Oui, ç’en est un. Je suis également intéressé d’être le no. 2 d’une commission d’élite sur la drogue avec Paul Lam Shang Leen à la tête. Et un troisième poste qui m’intéresse, c’est l’Income Tax. Il n’y a pas eu assez de réformes pour traquer les fraudeurs. S’il n’y a pas de changements à ces niveaux, le pays ne pourra respirer. Nous devons ‘mean business’. Les gros salaires doivent être revus à la baisse et il faut qu’il y ait une ‘progressive taxation’. Mais la question demeure : y a-t-il une volonté politique pour le faire ?

La Covid-19 peut être un ‘turning point’. Il faut un ‘rethinking’ complet de la société.

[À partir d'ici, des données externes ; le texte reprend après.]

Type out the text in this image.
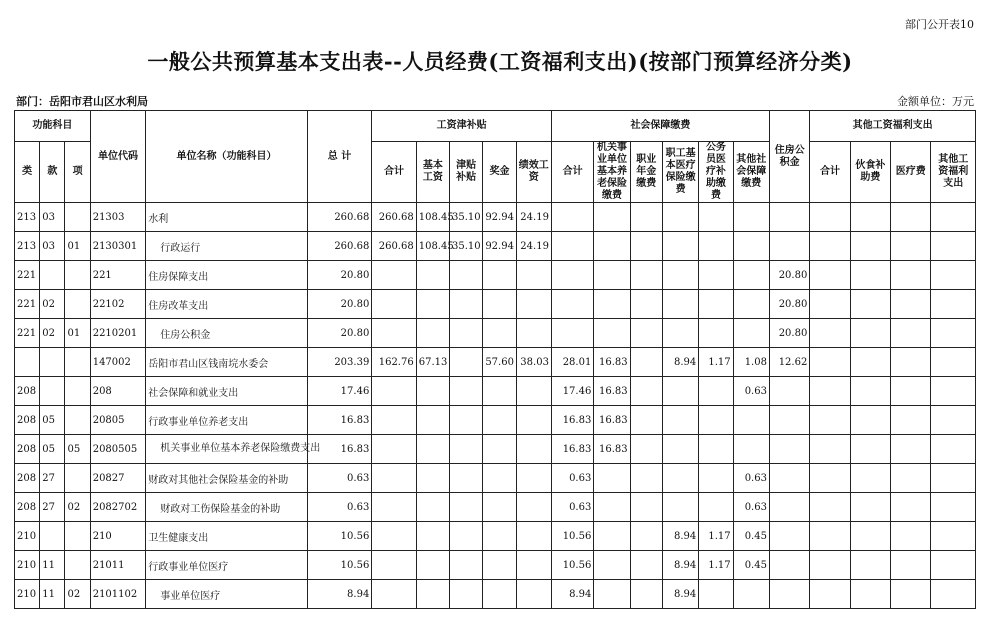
部门公开表10
一般公共预算基本支出表--人员经费(工资福利支出)(按部门预算经济分类)
部门：岳阳市君山区水利局	金额单位：万元
功能科目			单位代码	单位名称（功能科目）	总 计	工资津补贴					社会保障缴费						住房公积金	其他工资福利支出			
类	款	项				合计	基本工资	津贴补贴	奖金	绩效工资	合计	机关事业单位基本养老保险缴费	职业年金缴费	职工基本医疗保险缴费	公务员医疗补助缴费	其他社会保障缴费		合计	伙食补助费	医疗费	其他工资福利支出
213	03		21303	水利	260.68	260.68	108.45	35.10	92.94	24.19											
213	03	01	2130301	行政运行	260.68	260.68	108.45	35.10	92.94	24.19											
221			221	住房保障支出	20.80												20.80				
221	02		22102	住房改革支出	20.80												20.80				
221	02	01	2210201	住房公积金	20.80												20.80				
			147002	岳阳市君山区钱南垸水委会	203.39	162.76	67.13		57.60	38.03	28.01	16.83		8.94	1.17	1.08	12.62				
208			208	社会保障和就业支出	17.46						17.46	16.83				0.63					
208	05		20805	行政事业单位养老支出	16.83						16.83	16.83									
208	05	05	2080505	机关事业单位基本养老保险缴费支出	16.83						16.83	16.83									
208	27		20827	财政对其他社会保险基金的补助	0.63						0.63					0.63					
208	27	02	2082702	财政对工伤保险基金的补助	0.63						0.63					0.63					
210			210	卫生健康支出	10.56						10.56			8.94	1.17	0.45					
210	11		21011	行政事业单位医疗	10.56						10.56			8.94	1.17	0.45					
210	11	02	2101102	事业单位医疗	8.94						8.94			8.94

Mais il n’y en a point dans le gouvernement. Et même dans l’opposition, par moments, il n’y a pas de ‘rethinking’. Mais j’espère bientôt voir ce ‘rethinking’ que ce soit dans le gouvernement, l’opposition et la société civile.

Q : Des syndicats et le PTr appellent à une manifestation. Mais les Mauriciens semblent plus inclinés à vociférer sur les réseaux sociaux que de descendre dans la rue. Une prise ou un réveil de la conscience est-elle envisageable ?

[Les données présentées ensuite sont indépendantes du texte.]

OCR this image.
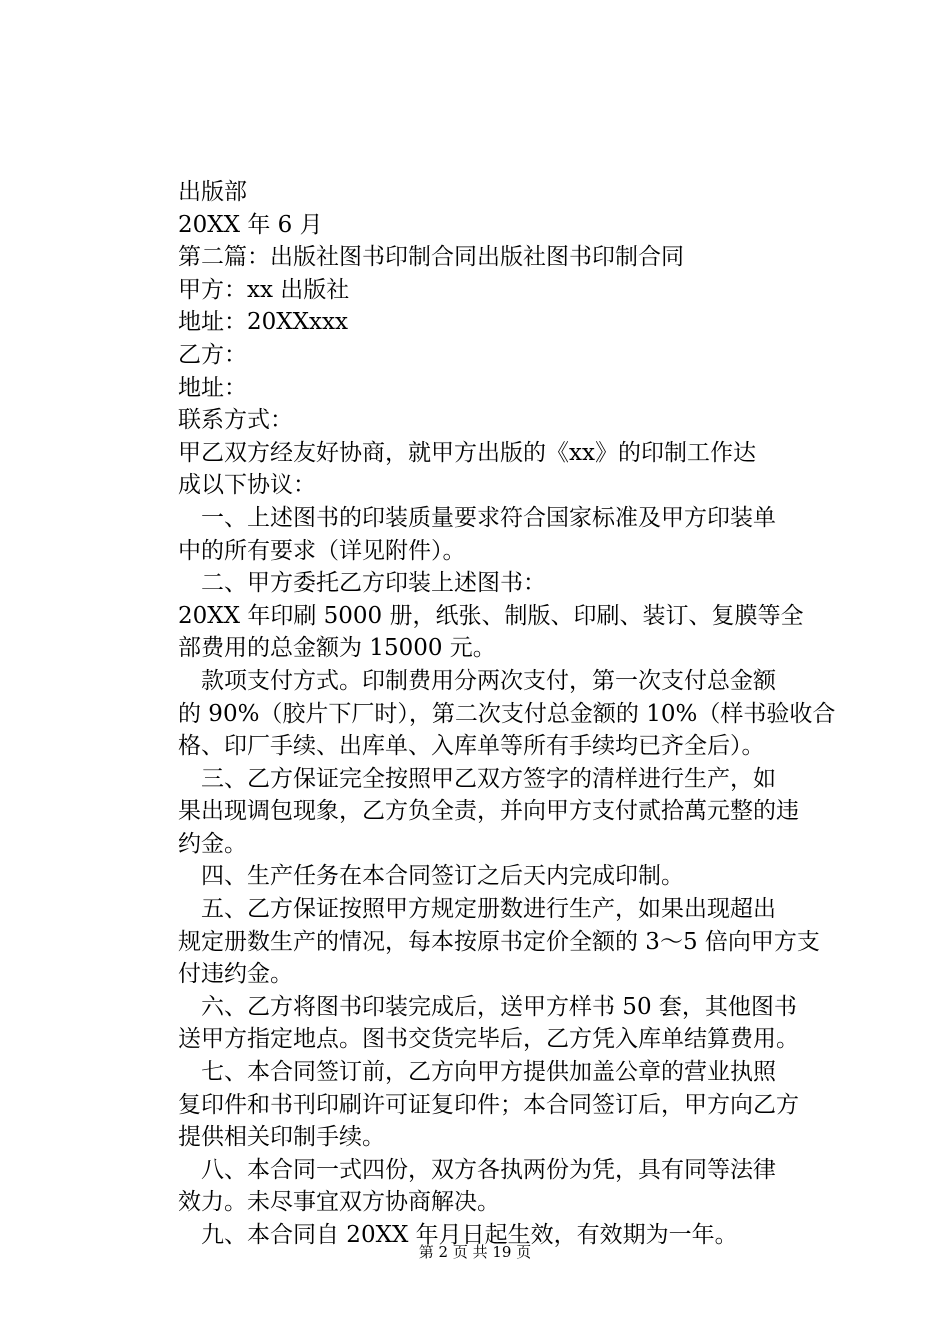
出版部
20XX 年 6 月
第二篇：出版社图书印制合同出版社图书印制合同
甲方：xx 出版社
地址：20XXxxx
乙方：
地址：
联系方式：
甲乙双方经友好协商，就甲方出版的《xx》的印制工作达
成以下协议：
　一、上述图书的印装质量要求符合国家标准及甲方印装单
中的所有要求（详见附件）。
　二、甲方委托乙方印装上述图书：
20XX 年印刷 5000 册，纸张、制版、印刷、装订、复膜等全
部费用的总金额为 15000 元。
　款项支付方式。印制费用分两次支付，第一次支付总金额
的 90%（胶片下厂时），第二次支付总金额的 10%（样书验收合
格、印厂手续、出库单、入库单等所有手续均已齐全后）。
　三、乙方保证完全按照甲乙双方签字的清样进行生产，如
果出现调包现象，乙方负全责，并向甲方支付贰拾萬元整的违
约金。
　四、生产任务在本合同签订之后天内完成印制。
　五、乙方保证按照甲方规定册数进行生产，如果出现超出
规定册数生产的情况，每本按原书定价全额的 3～5 倍向甲方支
付违约金。
　六、乙方将图书印装完成后，送甲方样书 50 套，其他图书
送甲方指定地点。图书交货完毕后，乙方凭入库单结算费用。
　七、本合同签订前，乙方向甲方提供加盖公章的营业执照
复印件和书刊印刷许可证复印件；本合同签订后，甲方向乙方
提供相关印制手续。
　八、本合同一式四份，双方各执两份为凭，具有同等法律
效力。未尽事宜双方协商解决。
　九、本合同自 20XX 年月日起生效，有效期为一年。
第 2 页 共 19 页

C’est plus un problème de société. Dans les années 70-80, il n’y avait pas de système électronique ou de réseaux sociaux. Ceux-ci ont contribué de façon positive, mais il y a aussi des effets négatifs. Il ne faut pas que les gens se cachent derrière leurs écrans. C’est une des raisons pourquoi la démocratie meurt dans beaucoup de pays. Le vrai travail est fait sur le terrain. Je ne fais pas un appel à la révolution. Loin de là. Mais il faut un déclic.

La ‘silent protest’ qu’il y a eu à l’UoM en est un. J’ai senti ce déclic en dépit des méthodes fascistes qui ont été utilisées. Beaucoup de contestations ont d’ailleurs commencé dans des universités.

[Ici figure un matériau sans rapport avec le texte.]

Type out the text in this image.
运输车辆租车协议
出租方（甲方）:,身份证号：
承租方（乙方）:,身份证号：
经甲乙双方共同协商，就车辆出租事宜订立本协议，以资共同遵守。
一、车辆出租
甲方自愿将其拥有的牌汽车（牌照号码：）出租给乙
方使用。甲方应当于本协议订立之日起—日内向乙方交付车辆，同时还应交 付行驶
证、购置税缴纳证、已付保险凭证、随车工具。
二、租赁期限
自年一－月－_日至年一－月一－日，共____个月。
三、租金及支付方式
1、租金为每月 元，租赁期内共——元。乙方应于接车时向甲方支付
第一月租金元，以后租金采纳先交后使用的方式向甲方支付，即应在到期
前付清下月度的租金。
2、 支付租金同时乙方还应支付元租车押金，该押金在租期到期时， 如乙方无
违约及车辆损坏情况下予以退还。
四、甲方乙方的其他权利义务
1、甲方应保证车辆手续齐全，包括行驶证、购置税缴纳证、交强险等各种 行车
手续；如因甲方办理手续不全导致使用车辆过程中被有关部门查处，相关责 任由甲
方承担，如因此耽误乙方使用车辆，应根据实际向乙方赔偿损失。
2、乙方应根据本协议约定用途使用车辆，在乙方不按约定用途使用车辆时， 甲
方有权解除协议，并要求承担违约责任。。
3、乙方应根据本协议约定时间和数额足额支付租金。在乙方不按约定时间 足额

Q : L’espoir est donc permis ?

Quand il est question des lois anti-démocratiques et inacceptables, les partis politiques parlementaires et extra-parlementaires ainsi que les syndicats doivent pouvoir développer une stratégie commune. Ils doivent mettre de côté leurs idéologies politiques et leur ego et mettre la tête ensemble pour tenir une manifestation, en respectant les paramètres de la loi et les procédures. Hier, M. Jugnauth l’avait fait quand il était dans l’opposition. Hier, il avait saisi la Cour. Aujourd’hui, c’est au tour de Mssrs. Ramgoolam, Bérenger, Duval, Bhadain, Sunnasy, Bizlall, Reaz Chuttoo et d’autres de le faire. Ils doivent s’unir pour contester ces lois et de se réapproprier la démocratie. Et si vraiment les élections ont été truquées, il faut les refaire en changeant les règles et en sollicitant l’expertise internationale, tout en faisant appel à de vrais observateurs internationaux.

En cette période de post-Covid-19, c’est important d’avoir un gouvernement légitime, qui ne se comporte pas comme s’il est en période électorale en permanence, qui prendra des mesures balancées, équilibrées en faveur des travailleurs et de relancer l’économie.